Sat May 17, 2025, 09:48 AM
May 17

He's the world famous asshole who sued PNAS and scientists publishing an article there when they questioned his belief that the entire world could be run on so called "renewable energy."

Stanford prof who sued critics loses appeal against $500,000 in legal fees

I'm not questioning the point of whether the DAC plant in Iceland works. It probably doesn't. Nevertheless it's pretty laughable for a high priest of the antinuke "renewable energy will save us" cults to be commenting on what might and might not be a scam.

It's well known that the removal of carbon dioxide from any matrix, from flue gas, to natural gas to air, is an energy intensive process. The more dilute the concentration, the more energy required. It's simple physics, involving overcoming the entropy of mixing. If one seeks to reduce the carbon chemically say to a useful form, one must add all of the energy released to put it there, and then some. It certainly isn't an easy problem to solve. I certainly am aware of this, but that doesn't stop me from thinking about it frequently, for instance, exploiting the use of air Brayton Cycles driven by nuclear heat to achieve this result. We pump air in all kinds of industrial devices, although most are powered by dangerous fossil fuels. If we pull the fossil fuels out of the line, it may be possible, even economically viable - although this is highly speculative - to capture carbon dioxide from the air. Just as we knew that flight is possible because birds fly, we should be aware that DAC is possible from the existence of photosynthetic plants. Ripping up the planetary surface area to build wind farms and solar farms will and does have the effect of destroying plants, even without the vast mineral mining exercises required for the effort.

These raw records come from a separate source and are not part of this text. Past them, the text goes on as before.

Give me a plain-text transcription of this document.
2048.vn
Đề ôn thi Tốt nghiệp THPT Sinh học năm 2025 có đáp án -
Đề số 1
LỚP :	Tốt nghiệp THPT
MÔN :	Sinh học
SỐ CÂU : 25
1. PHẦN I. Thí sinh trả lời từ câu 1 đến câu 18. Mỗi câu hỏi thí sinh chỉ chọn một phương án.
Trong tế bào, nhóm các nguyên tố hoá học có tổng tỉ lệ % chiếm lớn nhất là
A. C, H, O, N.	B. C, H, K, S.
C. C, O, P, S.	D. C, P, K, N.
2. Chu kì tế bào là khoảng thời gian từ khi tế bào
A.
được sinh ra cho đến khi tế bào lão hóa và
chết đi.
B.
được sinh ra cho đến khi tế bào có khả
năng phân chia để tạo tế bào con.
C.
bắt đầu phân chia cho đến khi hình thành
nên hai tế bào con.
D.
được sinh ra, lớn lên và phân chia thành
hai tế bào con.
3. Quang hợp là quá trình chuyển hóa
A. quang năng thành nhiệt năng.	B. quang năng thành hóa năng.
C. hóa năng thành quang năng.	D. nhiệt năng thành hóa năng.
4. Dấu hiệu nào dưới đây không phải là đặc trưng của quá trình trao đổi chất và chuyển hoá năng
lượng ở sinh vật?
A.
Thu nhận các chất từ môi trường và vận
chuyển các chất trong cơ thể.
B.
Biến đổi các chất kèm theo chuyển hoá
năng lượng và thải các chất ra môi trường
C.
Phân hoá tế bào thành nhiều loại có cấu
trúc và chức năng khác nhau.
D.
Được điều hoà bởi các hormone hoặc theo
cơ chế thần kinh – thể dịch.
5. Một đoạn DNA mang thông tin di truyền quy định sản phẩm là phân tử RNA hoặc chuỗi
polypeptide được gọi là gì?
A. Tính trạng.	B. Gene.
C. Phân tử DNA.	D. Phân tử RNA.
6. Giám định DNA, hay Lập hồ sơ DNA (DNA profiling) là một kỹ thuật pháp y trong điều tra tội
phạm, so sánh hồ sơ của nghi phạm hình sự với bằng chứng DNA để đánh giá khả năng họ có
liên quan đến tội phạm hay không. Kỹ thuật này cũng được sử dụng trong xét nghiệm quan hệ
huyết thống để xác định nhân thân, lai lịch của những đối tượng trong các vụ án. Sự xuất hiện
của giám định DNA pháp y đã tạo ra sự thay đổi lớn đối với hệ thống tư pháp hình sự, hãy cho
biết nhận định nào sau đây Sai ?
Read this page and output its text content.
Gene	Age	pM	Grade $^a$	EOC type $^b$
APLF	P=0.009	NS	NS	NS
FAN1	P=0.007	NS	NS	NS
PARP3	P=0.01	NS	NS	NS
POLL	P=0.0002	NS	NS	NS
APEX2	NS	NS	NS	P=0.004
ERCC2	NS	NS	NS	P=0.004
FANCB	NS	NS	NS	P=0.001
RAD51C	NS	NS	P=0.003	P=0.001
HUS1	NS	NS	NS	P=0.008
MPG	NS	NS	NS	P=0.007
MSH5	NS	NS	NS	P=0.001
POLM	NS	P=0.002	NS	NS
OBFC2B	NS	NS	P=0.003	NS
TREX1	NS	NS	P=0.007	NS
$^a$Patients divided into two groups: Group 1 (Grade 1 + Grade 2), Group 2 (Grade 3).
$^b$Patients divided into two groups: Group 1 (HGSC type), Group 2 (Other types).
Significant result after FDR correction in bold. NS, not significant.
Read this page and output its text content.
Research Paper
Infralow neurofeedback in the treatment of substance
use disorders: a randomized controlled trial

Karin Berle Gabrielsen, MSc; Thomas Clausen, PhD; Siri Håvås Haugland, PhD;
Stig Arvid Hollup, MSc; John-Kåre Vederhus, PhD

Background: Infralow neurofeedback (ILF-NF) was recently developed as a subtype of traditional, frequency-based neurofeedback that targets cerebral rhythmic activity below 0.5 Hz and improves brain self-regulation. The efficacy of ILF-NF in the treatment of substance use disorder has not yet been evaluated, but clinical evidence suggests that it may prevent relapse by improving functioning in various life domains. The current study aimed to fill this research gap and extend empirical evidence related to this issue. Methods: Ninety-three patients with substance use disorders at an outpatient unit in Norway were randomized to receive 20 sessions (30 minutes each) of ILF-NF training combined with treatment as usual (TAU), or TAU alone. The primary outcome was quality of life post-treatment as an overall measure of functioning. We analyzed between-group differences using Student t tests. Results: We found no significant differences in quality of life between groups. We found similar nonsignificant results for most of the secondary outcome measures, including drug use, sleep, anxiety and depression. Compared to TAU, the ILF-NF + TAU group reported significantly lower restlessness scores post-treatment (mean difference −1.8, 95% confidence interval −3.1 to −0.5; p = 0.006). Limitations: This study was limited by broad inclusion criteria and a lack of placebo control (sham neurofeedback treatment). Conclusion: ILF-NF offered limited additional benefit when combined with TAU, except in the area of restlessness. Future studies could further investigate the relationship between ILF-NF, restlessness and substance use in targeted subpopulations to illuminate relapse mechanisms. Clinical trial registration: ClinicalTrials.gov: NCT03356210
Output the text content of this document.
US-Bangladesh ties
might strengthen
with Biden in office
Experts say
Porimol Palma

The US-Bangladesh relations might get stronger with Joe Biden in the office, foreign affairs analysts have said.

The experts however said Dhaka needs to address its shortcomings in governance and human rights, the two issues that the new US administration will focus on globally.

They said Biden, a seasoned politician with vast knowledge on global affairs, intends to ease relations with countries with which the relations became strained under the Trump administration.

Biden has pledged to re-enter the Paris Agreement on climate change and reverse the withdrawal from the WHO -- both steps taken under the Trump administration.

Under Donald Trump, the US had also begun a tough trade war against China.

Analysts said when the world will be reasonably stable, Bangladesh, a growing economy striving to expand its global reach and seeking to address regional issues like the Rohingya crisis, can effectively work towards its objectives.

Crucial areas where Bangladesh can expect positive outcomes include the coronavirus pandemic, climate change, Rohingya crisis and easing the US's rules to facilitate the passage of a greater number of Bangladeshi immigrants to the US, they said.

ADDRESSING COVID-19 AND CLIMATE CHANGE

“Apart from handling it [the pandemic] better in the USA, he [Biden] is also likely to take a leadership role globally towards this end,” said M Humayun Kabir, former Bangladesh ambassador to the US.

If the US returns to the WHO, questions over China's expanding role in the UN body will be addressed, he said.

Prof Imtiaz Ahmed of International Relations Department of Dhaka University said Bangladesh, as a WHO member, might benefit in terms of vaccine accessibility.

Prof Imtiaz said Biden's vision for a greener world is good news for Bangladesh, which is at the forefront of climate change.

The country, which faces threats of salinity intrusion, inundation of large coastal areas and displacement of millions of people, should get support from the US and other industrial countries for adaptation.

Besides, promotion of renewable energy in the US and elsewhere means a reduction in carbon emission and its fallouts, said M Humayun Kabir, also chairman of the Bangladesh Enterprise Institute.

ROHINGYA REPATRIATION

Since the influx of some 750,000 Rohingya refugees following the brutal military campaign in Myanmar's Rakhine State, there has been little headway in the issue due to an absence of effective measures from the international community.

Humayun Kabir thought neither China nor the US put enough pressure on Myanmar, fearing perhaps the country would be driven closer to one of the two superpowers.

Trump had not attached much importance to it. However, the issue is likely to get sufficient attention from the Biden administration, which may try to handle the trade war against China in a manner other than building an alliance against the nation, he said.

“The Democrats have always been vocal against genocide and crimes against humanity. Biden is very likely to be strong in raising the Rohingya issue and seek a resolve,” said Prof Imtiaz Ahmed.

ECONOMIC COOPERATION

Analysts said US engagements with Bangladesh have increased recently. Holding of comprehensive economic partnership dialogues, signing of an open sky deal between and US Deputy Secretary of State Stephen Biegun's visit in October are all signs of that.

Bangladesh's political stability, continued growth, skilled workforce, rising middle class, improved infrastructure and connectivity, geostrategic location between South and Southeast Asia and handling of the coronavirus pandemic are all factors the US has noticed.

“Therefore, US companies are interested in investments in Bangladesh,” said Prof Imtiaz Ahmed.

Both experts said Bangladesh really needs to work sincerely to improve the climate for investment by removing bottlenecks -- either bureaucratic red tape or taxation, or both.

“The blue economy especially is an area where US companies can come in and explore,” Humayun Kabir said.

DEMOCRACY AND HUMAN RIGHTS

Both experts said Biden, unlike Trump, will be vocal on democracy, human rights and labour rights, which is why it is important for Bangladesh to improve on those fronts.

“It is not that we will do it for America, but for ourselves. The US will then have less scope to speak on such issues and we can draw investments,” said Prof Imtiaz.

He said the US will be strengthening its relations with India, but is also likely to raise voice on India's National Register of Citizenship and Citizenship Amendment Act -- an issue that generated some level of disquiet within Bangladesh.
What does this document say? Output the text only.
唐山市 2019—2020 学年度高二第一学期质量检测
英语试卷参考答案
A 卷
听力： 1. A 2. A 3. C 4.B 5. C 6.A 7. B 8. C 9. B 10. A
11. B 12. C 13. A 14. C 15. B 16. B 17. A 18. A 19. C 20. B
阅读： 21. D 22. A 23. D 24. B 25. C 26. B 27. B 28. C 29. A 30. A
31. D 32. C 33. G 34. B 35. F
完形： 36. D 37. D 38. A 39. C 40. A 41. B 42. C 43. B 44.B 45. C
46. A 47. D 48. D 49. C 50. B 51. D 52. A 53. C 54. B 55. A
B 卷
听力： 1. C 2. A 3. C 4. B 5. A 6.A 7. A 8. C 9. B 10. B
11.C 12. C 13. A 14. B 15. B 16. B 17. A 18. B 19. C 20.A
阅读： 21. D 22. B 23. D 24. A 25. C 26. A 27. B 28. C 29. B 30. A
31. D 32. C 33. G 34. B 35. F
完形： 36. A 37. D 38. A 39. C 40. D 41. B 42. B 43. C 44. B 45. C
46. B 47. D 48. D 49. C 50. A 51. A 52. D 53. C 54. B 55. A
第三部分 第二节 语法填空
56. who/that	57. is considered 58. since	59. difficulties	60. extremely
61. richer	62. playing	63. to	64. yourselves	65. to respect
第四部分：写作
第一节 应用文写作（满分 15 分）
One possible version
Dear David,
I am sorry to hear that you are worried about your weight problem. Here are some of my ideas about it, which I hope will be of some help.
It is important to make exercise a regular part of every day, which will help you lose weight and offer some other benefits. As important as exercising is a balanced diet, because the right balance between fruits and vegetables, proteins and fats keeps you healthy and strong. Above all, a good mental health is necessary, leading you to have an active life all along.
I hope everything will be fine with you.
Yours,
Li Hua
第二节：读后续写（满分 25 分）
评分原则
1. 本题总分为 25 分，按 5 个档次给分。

Frankly I have far more respect for one of the prominent scientists in the field of DAC, Christopher Jones of Georgia Tech, than I do for Mark Z. Jacobson. (Jones consulted on Climeworks.) That this project failed does not imply that all such projects will fail. It was using dedicated energy in a renewable energy heaven, Iceland, where the main CO2 releases are connected with geothermal energy.

I obviously have no use for Mark Z. Jacobson, who despite his h-index, I regard as a fool but I am impressed by Dr. Jones (who has a higher h index) who is working to solve a very difficult problem, and who has been cited by other scientists 43389 times without generating any lawsuits being initiated by him.

Difficult problems are not solved without being littered with lots of failures in the effort. We damned well better figure it out because otherwise we're screwed.